Namun Kaisar Qi dengan kebesaran hati berpura-pura jadi tukang kayu, tak mengurus pemerintahan selama delapan tahun, diam-diam menumpas satu per satu para pemberontak, hingga Qi Utara jadi makmur seperti sekarang. Tak disangka putranya, Gao Shun, hanya seorang bodoh, mempermalukan nama keluarga di Yong’an.
Ling Chaofeng pun merasa geli, belum lama ini mereka menyaksikan lelucon dari rombongan utusan Qi Utara, namun di istana Gu Zhong sangat pandai bicara, sama sekali tidak memalukan Qi Utara. Tapi Gao Shun malah membuat keributan besar.
Konon Pangeran Kecil Qi Utara, Gao Shun, adalah talenta dari surga, tapi menurut Ling Chaofeng, ia hanya bodoh.
Saat itu, orang-orang Zhou berpikiran seperti Qi An dan Ling Chaofeng, meski berbeda, namun sama-sama meremehkan dan menertawakan Gao Shun.
Hingga Gu Zhong dan Hu Hai mendengar kejadian itu dan segera keluar dari Kota Yong’an, barulah masalah selesai. Namun insiden itu membuat Gao Shun didenda lima ribu tael perak; seribu untuk pasukan penjaga kota, dan empat ribu untuk mengganti rugi lapak teh Qi An.
Gu Zhong merasa orang Zhou jelas-jelas memeras mereka, lapak teh sekecil itu mana mungkin seharga empat ribu tael?
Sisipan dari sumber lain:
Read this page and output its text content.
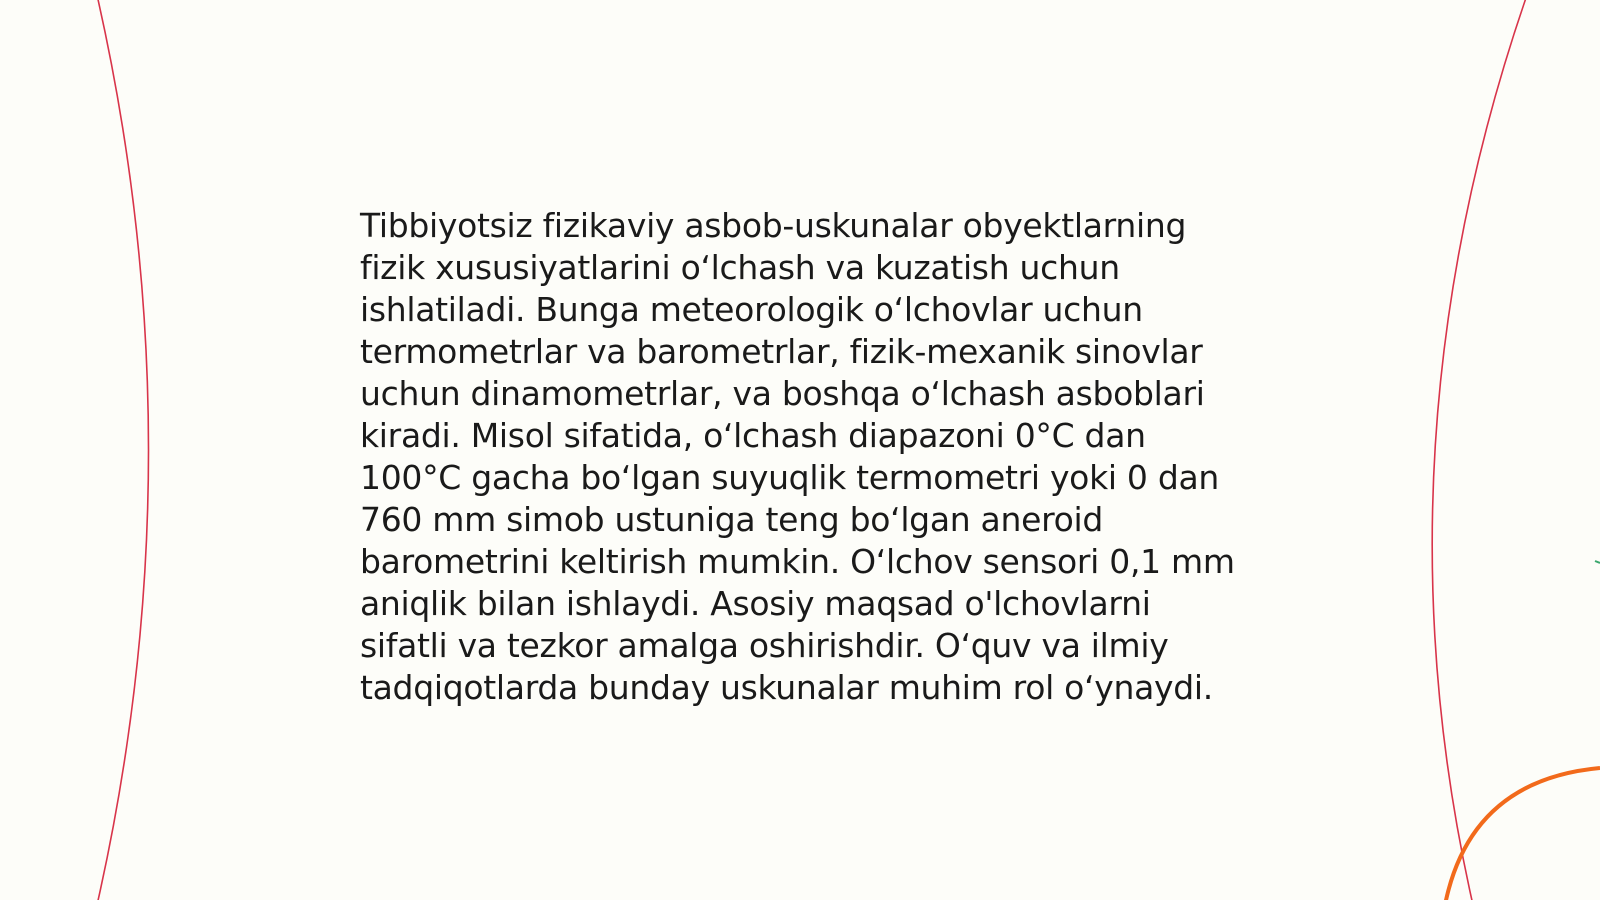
Tibbiyotsiz fizikaviy asbob-uskunalar obyektlarning
fizik xususiyatlarini o‘lchash va kuzatish uchun
ishlatiladi. Bunga meteorologik o‘lchovlar uchun
termometrlar va barometrlar, fizik-mexanik sinovlar
uchun dinamometrlar, va boshqa o‘lchash asboblari
kiradi. Misol sifatida, o‘lchash diapazoni 0°C dan
100°C gacha bo‘lgan suyuqlik termometri yoki 0 dan
760 mm simob ustuniga teng bo‘lgan aneroid
barometrini keltirish mumkin. O‘lchov sensori 0,1 mm
aniqlik bilan ishlaydi. Asosiy maqsad o'lchovlarni
sifatli va tezkor amalga oshirishdir. O‘quv va ilmiy
tadqiqotlarda bunday uskunalar muhim rol o‘ynaydi.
Tak disangka, Qi An malah menangis dan mengais-ngais reruntuhan lapak teh, mengeluarkan segenggam kecil sisa daun teh Bi Hai Qing, “Ini teh termurah di sini! Denda empat ribu tael saja saya masih rugi!”
Sebagai orang yang biasa bergaul dengan kaum elit, Gao Shun langsung mengenali teh Bi Hai Qing; di Qi Utara saja harganya dua ratus tujuh puluh tael per tael, sedangkan Maojian tadi sangat buruk.
Namun saat itu, tak ada satu pun yang membela pihak Qi Utara, jadi meski Gao Shun sangat marah, ia hanya bisa menelan kerugian itu dengan terpaksa.